Colorado’s board is the best-known example. Maryland and Washington have adopted similar approaches.

These boards ask necessary and important questions.

  • Is a particular medicine affordable for patients and purchasers?
  • What evidence should policymakers consider when evaluating affordability?
  • When, if ever, should a state establish a payment limit?

In October 2025, Colorado’s PDAB established a UPL, which industry has challenged in court. The litigation raises important constitutional questions about the relationship between federal patent rights and state authority to protect consumers. Those questions deserve careful consideration.

But they also raise another question that matters every bit as much to patients: should a federal patent give a company complete pricing immunity from reasonable state efforts to address unaffordable medicines?

That conversation is far from over.

Regardless of how the Colorado litigation ultimately concludes, State Review PDABs have already changed the national discussion by focusing attention on some of the medicines placing the greatest strain on patients, employers, taxpayers, and state budgets.

The Fair Price PDAB

A third approach has emerged following Congress’s creation of Medicare’s Drug Price Negotiation Program.

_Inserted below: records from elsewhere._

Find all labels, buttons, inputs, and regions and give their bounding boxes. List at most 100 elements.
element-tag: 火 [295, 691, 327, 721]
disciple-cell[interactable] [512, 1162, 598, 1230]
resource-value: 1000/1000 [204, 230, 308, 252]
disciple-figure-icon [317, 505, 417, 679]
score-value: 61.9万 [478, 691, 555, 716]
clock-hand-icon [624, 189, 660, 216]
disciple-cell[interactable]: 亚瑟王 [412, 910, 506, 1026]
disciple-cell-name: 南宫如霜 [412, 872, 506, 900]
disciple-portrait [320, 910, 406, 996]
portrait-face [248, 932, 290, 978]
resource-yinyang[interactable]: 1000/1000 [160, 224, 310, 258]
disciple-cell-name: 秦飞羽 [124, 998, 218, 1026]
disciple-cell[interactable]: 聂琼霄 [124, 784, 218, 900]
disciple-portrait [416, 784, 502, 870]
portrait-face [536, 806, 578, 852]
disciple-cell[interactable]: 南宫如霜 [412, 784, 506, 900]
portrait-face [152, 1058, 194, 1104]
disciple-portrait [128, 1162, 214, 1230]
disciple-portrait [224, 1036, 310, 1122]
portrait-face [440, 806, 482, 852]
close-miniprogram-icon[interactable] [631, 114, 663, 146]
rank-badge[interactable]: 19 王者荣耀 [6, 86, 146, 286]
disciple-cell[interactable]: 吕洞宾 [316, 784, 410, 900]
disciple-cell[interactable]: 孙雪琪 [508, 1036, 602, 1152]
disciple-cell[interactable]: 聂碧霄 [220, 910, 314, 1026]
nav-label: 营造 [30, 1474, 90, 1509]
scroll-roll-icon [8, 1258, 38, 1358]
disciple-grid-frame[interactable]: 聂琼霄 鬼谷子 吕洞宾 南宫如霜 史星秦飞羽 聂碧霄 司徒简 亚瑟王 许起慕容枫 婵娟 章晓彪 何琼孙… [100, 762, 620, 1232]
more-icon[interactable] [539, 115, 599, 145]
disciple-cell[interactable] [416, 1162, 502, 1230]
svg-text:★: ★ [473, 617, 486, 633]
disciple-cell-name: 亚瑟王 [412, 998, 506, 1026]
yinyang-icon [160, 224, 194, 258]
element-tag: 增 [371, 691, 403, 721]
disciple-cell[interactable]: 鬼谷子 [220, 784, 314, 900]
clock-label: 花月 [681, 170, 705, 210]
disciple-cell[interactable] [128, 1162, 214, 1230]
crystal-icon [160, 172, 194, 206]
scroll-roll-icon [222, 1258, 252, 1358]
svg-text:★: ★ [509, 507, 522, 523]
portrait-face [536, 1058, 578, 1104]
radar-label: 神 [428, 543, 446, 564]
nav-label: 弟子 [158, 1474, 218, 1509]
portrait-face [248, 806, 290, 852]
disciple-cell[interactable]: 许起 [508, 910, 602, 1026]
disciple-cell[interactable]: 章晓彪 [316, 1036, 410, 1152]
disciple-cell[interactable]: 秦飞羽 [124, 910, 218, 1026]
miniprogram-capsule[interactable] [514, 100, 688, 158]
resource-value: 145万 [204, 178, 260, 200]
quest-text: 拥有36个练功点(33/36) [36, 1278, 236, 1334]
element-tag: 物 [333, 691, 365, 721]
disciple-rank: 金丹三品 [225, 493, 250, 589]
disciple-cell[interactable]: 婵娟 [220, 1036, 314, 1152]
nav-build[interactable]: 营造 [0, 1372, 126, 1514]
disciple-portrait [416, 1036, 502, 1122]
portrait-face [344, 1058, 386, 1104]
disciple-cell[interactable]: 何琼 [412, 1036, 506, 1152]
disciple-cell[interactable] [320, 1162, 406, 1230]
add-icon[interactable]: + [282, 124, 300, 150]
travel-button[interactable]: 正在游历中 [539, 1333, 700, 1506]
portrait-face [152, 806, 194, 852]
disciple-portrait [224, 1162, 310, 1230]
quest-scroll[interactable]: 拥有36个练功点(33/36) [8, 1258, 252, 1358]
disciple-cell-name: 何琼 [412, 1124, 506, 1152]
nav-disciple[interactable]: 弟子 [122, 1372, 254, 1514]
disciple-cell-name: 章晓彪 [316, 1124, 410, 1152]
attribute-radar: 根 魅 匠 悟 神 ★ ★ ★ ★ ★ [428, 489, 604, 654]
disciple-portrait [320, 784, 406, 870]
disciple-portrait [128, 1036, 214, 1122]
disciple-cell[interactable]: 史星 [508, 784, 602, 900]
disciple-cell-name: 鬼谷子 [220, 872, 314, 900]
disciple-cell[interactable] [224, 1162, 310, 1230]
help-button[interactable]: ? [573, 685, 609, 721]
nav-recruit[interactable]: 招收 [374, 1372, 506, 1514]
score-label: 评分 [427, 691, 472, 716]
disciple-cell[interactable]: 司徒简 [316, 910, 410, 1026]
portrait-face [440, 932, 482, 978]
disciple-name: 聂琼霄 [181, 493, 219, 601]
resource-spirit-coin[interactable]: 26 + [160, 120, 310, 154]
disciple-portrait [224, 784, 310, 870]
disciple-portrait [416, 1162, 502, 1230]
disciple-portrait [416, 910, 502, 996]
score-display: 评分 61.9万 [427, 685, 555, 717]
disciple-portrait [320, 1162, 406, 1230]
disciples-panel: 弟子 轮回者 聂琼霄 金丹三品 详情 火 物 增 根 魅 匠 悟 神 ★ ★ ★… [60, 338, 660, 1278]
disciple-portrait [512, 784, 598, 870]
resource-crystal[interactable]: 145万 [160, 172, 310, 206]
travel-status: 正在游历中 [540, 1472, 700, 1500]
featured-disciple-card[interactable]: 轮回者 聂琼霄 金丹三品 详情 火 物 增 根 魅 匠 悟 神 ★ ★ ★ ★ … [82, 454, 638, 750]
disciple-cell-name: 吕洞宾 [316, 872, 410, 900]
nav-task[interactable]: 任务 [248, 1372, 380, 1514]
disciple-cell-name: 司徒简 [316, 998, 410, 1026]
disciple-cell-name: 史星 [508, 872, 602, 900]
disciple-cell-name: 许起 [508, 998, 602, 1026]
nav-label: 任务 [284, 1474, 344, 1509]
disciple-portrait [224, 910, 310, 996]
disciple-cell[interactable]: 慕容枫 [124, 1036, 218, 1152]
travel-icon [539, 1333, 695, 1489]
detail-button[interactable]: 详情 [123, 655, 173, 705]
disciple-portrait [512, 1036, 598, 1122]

Rather than asking a state board to develop its own payment methodology, Fair Price PDABs build on the prices the federal government has already negotiated with manufacturers.

Medicare’s Maximum Fair Prices took effect for the first ten medicines on January 1, 2026. Another fifteen negotiated prices will take effect on January 1, 2027. Fifteen additional medicines are scheduled to follow in 2028.

Minnesota has already incorporated one version of this concept into state law.

Other states may pursue different variations.

One promising approach would begin by applying Medicare’s negotiated prices to a state’s own employee and retiree health plans before considering broader applications elsewhere in the market. States have long exercised broad authority over how taxpayer dollars are spent and how they administer their own programs. Beginning there allows policymakers to measure savings, monitor patient access, evaluate provider impacts, and build practical experience before deciding whether additional steps are warranted.

Like every significant policy innovation, these ideas will continue evolving as states gain experience and courts provide additional guidance.

Three Approaches, One Goal

One thing has become increasingly clear. There is no longer a single “PDAB model.”

Instead, states are pursuing different approaches to the same challenge.

Some begin with transparency, while others conduct independent affordability reviews and still others are exploring how Medicare’s negotiated prices can inform state policy.

Each reflects different priorities. Each raises different implementation questions. Each contributes to a broader understanding of how states can improve affordability while protecting patient access and encouraging continued innovation.

That should not be viewed as confusion. It should be viewed as progress.

For generations, states have served as laboratories of democracy, testing ideas, learning from one another, and refining public policy over time. Prescription drug affordability is proving no different.

Looking Ahead

At Americans for Lower Drug Prices, we believe state policymakers deserve practical options, not ideological purity tests.

Every state faces different challenges, and every legislature has different priorities. The best approach for one state may not be the best approach for another.

Our role is not to insist that there is only one path forward.

Our role is to help policymakers understand the growing set of tools available to improve affordability, protect access, and encourage healthy competition.

The conversation about prescription drug affordability has become more sophisticated over the past several years. That is good news, because patients deserve more than slogans. They deserve reforms that are thoughtful, effective, and durable.

Our goal is not simply to pass the most ambitious bill. It is to help states enact the most durable reforms: reforms that withstand legal scrutiny, earn public trust, and deliver lasting benefits for the patients who depend on affordable medicines.

Patients have waited long enough. Prescription drug pricing should not be a black box.